What is Jazz Fusion?
Jazz Fusion, or “Jazz Rock,” is a subgenre of Jazz developed in the late 1960s that blends traditional sounds of jazz with rock, funk, and R&B.
Jazz Fusion Characteristics
Jazz fusion incorporates traditional jazz instruments such as the trumpet, saxophone, however, Jazz Fusion is less likely to use a piano found in traditional jazz. Instead, Jazz fusion was influenced by the popular instruments and sounds of the time so one will hear more electric guitars, bass guitars and synthesizers.

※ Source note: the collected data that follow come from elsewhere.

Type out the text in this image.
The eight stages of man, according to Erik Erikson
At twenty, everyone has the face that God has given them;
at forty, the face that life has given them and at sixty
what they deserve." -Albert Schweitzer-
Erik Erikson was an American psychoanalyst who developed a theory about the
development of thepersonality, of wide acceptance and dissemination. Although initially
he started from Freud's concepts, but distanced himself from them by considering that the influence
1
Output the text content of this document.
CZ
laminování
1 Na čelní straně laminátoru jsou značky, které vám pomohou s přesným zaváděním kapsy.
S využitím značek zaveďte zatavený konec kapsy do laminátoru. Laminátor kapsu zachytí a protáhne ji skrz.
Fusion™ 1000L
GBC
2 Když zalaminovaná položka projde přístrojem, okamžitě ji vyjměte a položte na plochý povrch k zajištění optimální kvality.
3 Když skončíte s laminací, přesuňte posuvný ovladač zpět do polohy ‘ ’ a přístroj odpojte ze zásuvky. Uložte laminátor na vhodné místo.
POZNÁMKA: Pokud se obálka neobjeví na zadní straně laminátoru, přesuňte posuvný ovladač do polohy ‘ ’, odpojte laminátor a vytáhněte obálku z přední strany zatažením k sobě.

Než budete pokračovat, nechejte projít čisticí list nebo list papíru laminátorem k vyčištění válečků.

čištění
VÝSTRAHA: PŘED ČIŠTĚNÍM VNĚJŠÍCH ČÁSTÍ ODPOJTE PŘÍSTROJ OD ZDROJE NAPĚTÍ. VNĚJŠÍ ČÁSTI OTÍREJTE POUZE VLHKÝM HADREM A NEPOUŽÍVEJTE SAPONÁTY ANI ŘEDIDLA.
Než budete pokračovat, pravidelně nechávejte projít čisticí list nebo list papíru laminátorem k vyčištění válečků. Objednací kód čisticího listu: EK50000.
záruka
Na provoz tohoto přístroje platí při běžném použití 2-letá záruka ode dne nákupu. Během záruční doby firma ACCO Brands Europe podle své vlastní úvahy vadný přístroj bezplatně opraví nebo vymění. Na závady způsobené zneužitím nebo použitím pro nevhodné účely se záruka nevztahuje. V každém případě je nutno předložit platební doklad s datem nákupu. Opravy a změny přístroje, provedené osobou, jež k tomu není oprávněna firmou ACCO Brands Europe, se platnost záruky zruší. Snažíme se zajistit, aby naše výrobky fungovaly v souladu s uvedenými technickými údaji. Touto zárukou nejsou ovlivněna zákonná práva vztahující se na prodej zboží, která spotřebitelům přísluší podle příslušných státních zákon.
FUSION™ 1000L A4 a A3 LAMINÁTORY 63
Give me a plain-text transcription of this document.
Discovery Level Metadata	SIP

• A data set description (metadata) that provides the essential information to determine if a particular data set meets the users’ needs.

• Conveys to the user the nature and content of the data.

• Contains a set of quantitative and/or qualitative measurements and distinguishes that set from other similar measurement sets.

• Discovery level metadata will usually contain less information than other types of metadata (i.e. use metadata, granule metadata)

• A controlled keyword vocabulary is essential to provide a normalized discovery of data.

Jazz Fusion also incorporates improvisation, a skill used in many jazz subgenres. Similarly, Jazz fusion relies heavily on solos like many forms of jazz, but Jazz Fusion solos more resemble rock. Lastly, in contrast to traditional forms of jazz, Jazz Fusion is considered “groovy” because of the repeating rhythmic pattern created by the band, stemming from genres like funk and rock.
Miles Davis (left) and Herbie Hancock (right) had a lot to do with the popularization of Jazz Fusion. Miles Davis’s 1969 album, Bitches Brew, is cited as Davis’ second, but most popular Jazz Fusion pieces. This album blended Free Jazz with electronic keyboards, guitars, and various percussion instruments. Also, Davis played his guitar in a way that resembled the sound of an electric guitar. Although Miles Davis opened the door for fusion, his sideman, Herbie Hancock, greatly contributed to Fusion in his own right. Throughout the 70s, Hancock’s style of fusion became very popular. He seamlessly blended elements of jazz, funk, disco, and electronic music and made commercially successful music in a dying genre. His 1973 album “Head Hunters” is the highest acclaimed jazz fusion album.
Genres Influenced by Fusion
Although Jazz Fusion was inspired by other genres, it also influenced several genres including:
– Rock (1970s)
– Progressive Metal (1990s)
Jazz Fusion and the Black Intellectual
Jazz Fusion can be related to Black intellectualism and Black excellence. In the 1960s, Jazz was considered a dying genre by music critics. It was being overshadowed by newer genres such as Rock. However, Black musicians such as Miles Davis and Herbie Hancock found a way to capitalize off of new and commercially successful genres like funk and rock by pioneering fusion. This evidently worked because Miles Davis’ Bitches Brew sold over 400,000 copies, making it his most successful album. Also, the popularization of fusion not only revived a genre that was losing steam, but it also in a way reclaimed rock, a black genre that has been appropriated by white artists Lastly, fusion is an extremely difficult genre to master due to the artists needing to be able to cohesively blend multiple genres that typically would not blend. Black artists’ pioneering and mastering of a such a difficult genre demonstrates brilliant talent and Black excellence.